The relationship between Medicare and healthcare providers has long been contentious, and recent developments suggest it’s only deteriorating. Hospitals continue to be reimbursed by Medicare at a fraction of what private insurers pay, and Medicare payments to physicians still fail to account for inflation. These problems illustrate ways in which our healthcare system is broken. There is a way forward, but it requires broad, system-level solutions that treat root causes rather than just symptoms.
Medicare’s policy of underpaying providers isn’t new. But it represents short-term thinking that doesn’t address decades-long misaligned incentives and underlying inefficiencies in the industry. Positive long-term change can only come from implementing a new business model that aligns payments with quality outcomes.highlights the difference in reimbursement rates between private insurers and Medicare.
The lack of a meaningful connection between payment and outcomes has enabled healthcare delivery organizations and independent physicians to profit in both fee-for-service and capitated payment models without necessarily improving care. On the one hand, they may provide more services than may be optimal, and on the other, by providing fewer than may be required. The problem in both cases is a lack of connection between payment and outcomes—or little real accountability.

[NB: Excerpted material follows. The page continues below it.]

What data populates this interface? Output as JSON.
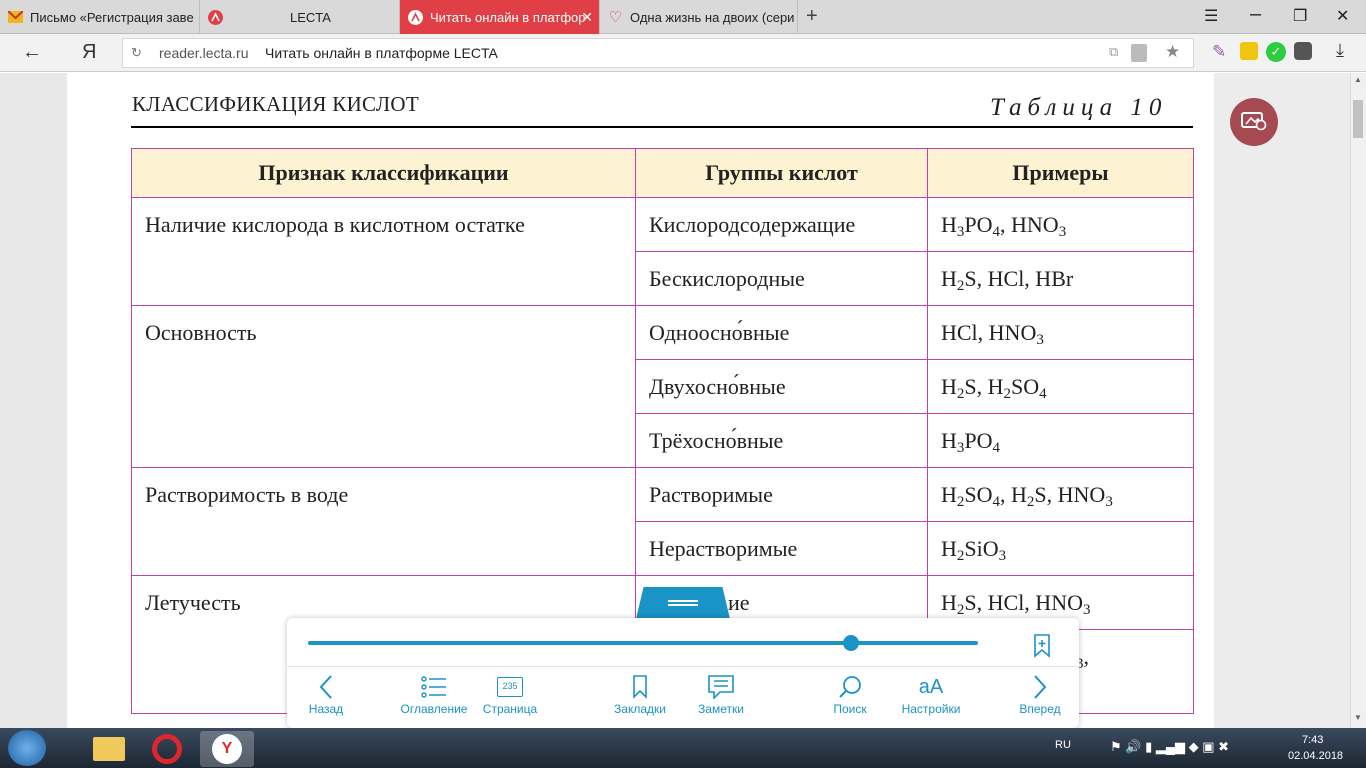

Medicare’s underpayment of doctors and hospitals is a symptom of this deeper business-model problem. Reducing costs temporarily by squeezing providers does not address underlying issues of inefficiency, misaligned incentives and lack of transparency, which remain unaddressed. It’s like taking painkillers to treat a broken arm. The pain might go away briefly, but the arm is still broken. Medicare is responsible for the health of an increasingly large and growing proportion of the U.S. population.

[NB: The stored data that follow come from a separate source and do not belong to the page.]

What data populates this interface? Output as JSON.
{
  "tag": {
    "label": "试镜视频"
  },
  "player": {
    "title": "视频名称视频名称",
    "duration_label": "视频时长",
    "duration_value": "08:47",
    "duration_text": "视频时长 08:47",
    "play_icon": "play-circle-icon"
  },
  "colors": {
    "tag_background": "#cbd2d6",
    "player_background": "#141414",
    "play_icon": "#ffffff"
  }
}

Recent healthcare headlines about unfair Medicare reimbursement practices highlight one aspect of the problem in American healthcare. But focusing solely on Medicare’s underpayment is not enough. We need a holistic approach that tackles the root cause: a deficient business model that leads to inefficiency and misaligned incentives. Fixing it will require a whole system correction. Only then will providers be compensated at rates that reflect the value of their services and the true cost of care.